Семён подсел к Вассе. Она стрельнула глазами вбок, но промолчала, не отодвинулась, лишь усерднее нить потянула.
Росточку Сёмка был невысокого, но черты лица его были довольно приятные, с этаким отпечатком деревенской простоты. Сёмка обнял Вассу за талию, васильковые глаза его помутнели от желания, на лбу выступили капельки пота. Тяжело дыша, зашептал на ухо:
– Пойдём, пойдём в сарай, поиграем.
– Ишь чего захотел, – сверкнула глазами девушка и оттолкнула обнимающую её руку.
– Женюсь на тебе, ей-богу, женюсь. А хоть завтра сватов пришлю, – сладострастно посулил, засуетился Сёмка, засопел, пытаясь вновь притянуть к себе девушку. От него неопрятно пахнуло немытым телом, старой заношенной одеждой, махрой.
– Завтра, – насмешливо протянула Васса. – Да тятенька небось и не отдаст за тебя, за бедного. Он говорит, все бедные – дурные и ленивые. Тятька твой лодырь беззаботный, детей делать умеет, а кормить – так нет. Да и мать твоя дура непутёвая. На огороде летом всё сохнет, а она – нет чтоб к пруду сходить, воды принести, полить. Стоит жалится: дождя нет. И огород у вас весь в бурьяне. Так что убери руки, а то как дам в лоб – кувыркнёшься!
Возня в бане затихла, все прислушались. Потом звонко захохотала Таисья, за ней и все остальные. Лицо Семёна вытянулось, побледнело, губы сжались и даже посинели. Такая злость его взяла, что, забыв о притворстве, о ласковости, обнажая мелкую свою низость, он плеснул в Вассу грязными словами:
– Чего бережёшься то? Небось не мыло, не смылится.
…В последних числах декабря, в день памяти святителя Николая Чудотворца, отстояв службу, Антип Дорофеич степенно вышел из церкви. Надел шапку. Принаряженные Ульяна и дочери в цветастых шалях, в ботиночках высоких шнурованных, на каблучках, прошли вперёд, раздавая милостыню нищим на паперти.
Подошёл Панков Емельян Иванович. Маленький, сухонький. Лицо благостное, сияющее. Глаза притворно простодушные. В плисовом коротком пиджачке, волосы, стриженные в кружок, коровьим маслом намазаны.
– Чего тебе, Емелька? – спросил Антип.
– Надобно мне поговорить с вами, Антип Дорофеич, – просительно сказал Емельян и шапку сдёрнул поспешно, почтение показывая.
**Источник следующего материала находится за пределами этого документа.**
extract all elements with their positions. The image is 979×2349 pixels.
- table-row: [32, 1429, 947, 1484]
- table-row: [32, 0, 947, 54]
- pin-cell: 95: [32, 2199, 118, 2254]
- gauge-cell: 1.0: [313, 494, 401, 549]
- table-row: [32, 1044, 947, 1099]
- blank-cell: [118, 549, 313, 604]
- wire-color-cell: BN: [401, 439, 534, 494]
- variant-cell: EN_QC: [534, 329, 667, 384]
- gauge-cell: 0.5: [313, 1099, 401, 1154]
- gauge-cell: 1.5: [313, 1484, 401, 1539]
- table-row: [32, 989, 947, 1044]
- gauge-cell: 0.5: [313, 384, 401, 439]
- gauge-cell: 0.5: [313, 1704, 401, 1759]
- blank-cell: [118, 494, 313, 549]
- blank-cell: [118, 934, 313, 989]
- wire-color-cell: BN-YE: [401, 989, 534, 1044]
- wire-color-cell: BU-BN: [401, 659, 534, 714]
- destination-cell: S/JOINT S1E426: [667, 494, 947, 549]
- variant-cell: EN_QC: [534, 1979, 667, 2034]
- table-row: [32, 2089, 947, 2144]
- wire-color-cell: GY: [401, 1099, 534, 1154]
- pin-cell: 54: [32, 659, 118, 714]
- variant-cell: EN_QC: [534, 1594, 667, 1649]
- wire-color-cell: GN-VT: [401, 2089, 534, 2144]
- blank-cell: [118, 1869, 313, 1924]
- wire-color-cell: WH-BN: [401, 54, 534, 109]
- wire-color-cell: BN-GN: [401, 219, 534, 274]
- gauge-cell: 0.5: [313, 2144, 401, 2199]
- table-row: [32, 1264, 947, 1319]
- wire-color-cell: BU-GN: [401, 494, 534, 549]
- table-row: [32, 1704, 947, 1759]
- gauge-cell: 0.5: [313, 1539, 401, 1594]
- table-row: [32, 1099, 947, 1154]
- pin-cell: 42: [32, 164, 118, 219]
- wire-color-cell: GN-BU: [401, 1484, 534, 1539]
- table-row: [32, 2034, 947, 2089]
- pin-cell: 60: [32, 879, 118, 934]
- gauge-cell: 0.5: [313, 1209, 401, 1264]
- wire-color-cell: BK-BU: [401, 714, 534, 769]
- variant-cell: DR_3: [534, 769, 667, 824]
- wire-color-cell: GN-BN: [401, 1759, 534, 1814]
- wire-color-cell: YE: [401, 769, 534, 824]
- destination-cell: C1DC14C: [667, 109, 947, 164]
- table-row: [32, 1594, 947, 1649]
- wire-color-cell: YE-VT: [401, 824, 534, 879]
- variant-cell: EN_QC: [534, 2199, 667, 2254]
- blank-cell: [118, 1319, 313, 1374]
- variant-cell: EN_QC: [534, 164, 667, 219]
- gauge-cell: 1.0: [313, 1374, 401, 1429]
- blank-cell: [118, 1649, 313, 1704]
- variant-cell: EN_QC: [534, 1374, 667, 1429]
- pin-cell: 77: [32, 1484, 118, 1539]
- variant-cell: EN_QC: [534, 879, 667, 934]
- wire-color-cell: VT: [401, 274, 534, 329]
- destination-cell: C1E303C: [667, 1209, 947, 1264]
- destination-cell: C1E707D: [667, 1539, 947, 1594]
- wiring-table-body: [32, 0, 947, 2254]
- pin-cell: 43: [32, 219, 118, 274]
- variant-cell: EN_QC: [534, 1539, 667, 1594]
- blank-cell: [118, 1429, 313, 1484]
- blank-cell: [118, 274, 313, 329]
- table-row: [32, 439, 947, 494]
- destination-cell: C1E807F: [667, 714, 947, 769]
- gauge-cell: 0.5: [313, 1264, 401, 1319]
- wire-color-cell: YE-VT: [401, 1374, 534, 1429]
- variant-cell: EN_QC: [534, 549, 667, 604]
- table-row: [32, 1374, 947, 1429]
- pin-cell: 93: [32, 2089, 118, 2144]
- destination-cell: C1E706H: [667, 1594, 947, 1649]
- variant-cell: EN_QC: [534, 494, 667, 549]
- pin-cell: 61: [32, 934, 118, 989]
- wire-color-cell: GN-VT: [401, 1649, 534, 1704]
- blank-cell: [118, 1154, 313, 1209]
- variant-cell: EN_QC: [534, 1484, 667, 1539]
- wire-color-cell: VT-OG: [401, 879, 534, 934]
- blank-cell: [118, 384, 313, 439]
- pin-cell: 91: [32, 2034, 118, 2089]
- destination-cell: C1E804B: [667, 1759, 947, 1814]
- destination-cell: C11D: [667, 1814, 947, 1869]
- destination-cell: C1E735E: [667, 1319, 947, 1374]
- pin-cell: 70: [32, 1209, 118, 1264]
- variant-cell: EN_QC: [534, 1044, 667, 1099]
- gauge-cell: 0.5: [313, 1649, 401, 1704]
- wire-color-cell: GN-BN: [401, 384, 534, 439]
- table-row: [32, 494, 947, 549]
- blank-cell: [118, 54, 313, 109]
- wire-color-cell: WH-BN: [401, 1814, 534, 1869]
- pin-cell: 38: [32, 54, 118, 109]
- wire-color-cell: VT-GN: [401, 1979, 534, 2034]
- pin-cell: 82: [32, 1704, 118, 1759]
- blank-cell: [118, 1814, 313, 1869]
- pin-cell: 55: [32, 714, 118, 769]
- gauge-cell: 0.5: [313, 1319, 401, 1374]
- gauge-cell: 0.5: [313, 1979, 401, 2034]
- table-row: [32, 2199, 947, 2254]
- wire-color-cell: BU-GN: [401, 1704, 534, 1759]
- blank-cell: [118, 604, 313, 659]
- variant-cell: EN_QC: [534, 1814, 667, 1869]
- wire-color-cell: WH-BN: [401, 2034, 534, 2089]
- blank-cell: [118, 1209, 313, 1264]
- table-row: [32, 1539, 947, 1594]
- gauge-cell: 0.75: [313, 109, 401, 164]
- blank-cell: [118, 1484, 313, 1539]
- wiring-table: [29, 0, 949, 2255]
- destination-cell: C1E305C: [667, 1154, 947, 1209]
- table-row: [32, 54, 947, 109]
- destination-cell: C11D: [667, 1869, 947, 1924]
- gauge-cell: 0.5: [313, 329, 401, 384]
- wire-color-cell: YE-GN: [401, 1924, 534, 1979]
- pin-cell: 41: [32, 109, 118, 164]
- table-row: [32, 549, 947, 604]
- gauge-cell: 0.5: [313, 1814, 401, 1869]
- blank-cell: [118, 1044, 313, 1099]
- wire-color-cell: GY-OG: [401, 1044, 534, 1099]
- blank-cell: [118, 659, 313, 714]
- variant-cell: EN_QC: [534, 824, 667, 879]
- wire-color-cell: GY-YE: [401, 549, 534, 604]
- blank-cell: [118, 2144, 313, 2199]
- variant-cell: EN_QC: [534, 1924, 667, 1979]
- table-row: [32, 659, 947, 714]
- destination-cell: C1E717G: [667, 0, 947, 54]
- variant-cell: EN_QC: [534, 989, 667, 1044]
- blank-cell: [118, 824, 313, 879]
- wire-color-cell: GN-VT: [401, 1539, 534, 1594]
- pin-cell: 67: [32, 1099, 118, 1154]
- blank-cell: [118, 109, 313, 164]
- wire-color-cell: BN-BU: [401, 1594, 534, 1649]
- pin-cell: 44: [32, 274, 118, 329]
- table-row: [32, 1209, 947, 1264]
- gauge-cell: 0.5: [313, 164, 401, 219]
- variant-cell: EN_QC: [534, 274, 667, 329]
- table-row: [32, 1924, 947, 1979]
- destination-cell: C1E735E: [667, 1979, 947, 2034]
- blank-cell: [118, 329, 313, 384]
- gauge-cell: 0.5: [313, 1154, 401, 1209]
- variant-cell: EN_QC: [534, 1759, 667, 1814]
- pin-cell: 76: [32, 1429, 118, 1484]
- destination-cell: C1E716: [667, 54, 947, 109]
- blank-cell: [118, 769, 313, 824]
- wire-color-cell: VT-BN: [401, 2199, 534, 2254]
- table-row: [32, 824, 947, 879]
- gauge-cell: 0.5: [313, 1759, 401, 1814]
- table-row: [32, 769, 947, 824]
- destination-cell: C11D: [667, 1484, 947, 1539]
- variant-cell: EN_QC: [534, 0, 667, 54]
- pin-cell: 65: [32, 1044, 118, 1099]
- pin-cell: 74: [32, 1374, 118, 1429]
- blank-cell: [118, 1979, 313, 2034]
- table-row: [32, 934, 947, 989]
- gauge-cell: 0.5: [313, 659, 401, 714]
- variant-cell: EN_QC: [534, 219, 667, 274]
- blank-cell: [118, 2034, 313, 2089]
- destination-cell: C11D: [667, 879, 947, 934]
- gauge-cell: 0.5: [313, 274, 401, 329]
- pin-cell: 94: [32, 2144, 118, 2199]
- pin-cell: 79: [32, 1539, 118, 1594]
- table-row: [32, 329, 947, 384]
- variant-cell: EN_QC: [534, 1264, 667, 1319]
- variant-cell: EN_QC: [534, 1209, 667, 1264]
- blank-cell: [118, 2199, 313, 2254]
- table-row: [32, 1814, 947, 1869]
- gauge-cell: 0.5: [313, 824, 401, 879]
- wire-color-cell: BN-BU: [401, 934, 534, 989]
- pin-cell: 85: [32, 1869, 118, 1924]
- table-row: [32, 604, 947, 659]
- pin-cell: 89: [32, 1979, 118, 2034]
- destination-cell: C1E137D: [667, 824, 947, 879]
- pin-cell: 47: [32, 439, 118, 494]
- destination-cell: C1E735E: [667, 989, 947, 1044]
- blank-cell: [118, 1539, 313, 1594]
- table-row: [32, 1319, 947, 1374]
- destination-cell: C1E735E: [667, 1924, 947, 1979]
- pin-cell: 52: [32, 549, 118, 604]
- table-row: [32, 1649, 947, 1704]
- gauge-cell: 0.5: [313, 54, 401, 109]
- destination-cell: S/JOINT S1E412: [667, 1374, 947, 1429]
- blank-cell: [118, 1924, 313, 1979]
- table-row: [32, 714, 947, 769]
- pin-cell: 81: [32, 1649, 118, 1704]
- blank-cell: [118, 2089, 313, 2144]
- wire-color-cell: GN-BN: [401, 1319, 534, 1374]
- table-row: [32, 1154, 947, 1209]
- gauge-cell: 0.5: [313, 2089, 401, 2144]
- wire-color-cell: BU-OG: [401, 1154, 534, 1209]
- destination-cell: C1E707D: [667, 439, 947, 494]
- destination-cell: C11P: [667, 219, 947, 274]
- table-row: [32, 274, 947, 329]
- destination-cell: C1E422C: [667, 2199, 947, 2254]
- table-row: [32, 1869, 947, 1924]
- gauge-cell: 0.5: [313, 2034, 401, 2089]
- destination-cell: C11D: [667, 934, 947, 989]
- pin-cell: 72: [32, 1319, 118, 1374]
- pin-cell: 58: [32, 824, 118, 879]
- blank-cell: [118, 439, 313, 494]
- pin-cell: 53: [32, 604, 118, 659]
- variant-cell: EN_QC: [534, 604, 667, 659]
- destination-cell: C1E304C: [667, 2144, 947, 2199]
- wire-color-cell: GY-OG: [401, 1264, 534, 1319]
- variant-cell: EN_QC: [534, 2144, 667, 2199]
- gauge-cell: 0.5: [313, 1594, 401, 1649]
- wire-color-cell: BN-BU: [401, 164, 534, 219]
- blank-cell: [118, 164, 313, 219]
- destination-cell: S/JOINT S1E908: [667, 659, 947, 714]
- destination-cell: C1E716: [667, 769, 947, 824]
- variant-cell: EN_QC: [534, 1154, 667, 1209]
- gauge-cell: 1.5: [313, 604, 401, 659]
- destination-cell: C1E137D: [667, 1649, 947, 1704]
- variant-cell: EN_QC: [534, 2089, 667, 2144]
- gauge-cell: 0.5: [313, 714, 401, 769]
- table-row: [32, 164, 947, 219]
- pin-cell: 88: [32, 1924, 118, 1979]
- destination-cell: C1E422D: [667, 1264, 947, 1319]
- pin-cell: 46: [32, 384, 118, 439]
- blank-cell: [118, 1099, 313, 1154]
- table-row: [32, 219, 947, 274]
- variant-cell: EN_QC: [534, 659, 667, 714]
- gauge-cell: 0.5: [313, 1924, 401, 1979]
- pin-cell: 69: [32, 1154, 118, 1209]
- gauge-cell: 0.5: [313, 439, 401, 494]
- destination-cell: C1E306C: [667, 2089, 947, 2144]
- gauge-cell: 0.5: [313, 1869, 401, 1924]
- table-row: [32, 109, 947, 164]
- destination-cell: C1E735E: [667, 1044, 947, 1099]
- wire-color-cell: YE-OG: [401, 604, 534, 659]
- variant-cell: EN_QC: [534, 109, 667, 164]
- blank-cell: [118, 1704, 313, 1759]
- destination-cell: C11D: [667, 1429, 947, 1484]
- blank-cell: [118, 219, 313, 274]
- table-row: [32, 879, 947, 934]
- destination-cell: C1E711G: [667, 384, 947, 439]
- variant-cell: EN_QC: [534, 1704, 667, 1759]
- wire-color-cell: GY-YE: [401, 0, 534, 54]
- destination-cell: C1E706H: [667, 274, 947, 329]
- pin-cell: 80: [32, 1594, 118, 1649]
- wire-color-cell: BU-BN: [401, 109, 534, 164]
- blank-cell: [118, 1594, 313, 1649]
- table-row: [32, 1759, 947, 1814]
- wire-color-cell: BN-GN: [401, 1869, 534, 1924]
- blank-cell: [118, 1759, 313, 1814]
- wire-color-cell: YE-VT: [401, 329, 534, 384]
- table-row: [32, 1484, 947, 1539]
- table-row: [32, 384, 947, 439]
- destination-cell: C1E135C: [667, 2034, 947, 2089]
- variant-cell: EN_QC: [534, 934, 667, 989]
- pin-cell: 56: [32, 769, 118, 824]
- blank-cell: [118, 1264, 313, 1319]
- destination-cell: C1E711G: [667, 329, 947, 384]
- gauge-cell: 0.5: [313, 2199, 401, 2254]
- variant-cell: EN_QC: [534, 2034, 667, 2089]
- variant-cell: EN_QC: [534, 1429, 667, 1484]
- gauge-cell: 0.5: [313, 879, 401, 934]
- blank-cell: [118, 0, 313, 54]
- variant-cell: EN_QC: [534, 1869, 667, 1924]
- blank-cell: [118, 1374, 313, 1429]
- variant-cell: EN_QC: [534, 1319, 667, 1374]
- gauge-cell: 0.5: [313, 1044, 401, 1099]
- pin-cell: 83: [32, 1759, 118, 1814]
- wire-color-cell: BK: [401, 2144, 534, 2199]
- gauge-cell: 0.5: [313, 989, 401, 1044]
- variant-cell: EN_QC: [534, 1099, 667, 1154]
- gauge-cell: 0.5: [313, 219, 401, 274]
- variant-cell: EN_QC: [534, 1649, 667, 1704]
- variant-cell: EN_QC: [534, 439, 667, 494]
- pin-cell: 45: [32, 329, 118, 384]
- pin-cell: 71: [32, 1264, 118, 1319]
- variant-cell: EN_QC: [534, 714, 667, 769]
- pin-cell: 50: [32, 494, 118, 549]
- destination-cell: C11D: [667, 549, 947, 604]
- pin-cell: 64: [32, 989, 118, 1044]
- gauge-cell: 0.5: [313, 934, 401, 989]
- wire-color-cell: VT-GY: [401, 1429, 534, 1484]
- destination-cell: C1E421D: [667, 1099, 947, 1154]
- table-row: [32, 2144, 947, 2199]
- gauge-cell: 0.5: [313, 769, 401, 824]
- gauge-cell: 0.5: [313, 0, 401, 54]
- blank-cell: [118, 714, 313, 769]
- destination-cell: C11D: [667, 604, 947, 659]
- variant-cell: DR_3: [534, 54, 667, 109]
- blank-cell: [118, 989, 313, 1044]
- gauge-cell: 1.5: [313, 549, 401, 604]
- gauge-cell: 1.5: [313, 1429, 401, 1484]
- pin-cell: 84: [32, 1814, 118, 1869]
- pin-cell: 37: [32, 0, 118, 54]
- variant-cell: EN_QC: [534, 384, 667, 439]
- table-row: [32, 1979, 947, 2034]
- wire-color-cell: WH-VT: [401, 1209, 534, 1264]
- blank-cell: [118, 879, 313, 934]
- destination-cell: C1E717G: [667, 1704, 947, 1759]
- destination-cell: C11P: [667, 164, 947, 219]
Антип удивлённо взглянул, повторил, недоумевая: – Чего тебе?
– Вот какое дело, Антип Дорофеич, – Емельян помолчал, потом вскинул на Антипа голубые, не без хитрецы, глаза и, вновь прикрыв их, сказал: – Малец-то мой, Сёмка, по вашей Васке сохнет. Хочу сватов заслать, – и вновь глазами-то на Антипа – зырк. Антип даже опешил от такой наглости. Самый бедный, захудалый мужик в селе, пьяница, губошлёп и лодырь, живёт в гадкой, грязной, убогой избе, – а к нему в родственники набивается. Ерник сермяжный.
– Не присылай, – сказал твёрдо, – откажу.
– Это почему ж такое, Антип Дорофеич? Чем это мой Сёмка вам не угодил?
Но Антип Дорофеич не собирался снисходить до объяснений. Размеренным твёрдым шагом хозяйственного, знающего себе цену мужика он пошёл прочь. Но Емельян не отставал, он поспешил следом, и вновь раздался его голос, в который он влил столько елея, что невозможно было слышать его без подступающей к горлу тошноты.
– Ан не ошибиться бы вам, Антип Дорофееич. Времена-то иные настают.
Антип не оглянулся.
В воздухе плыло торжественное гудение медного колокола, долго дрожало в воздухе, постепенно замирая вдали, где-то в полях.
Глава тринадцатая
В конце августа теплынь стояла, словно летом. Базарная площадь кипела народом. На огромном её просторе сновали взад и вперёд пёстрые толпы.
На пыльном базарном выгоне весело и шумно. Пахло пылью, дёгтем, едким конским навозом, сеном. Фыркали лошади, мычали коровы, жалобно блеяли овцы, волы равнодушно и сонно жевали сено.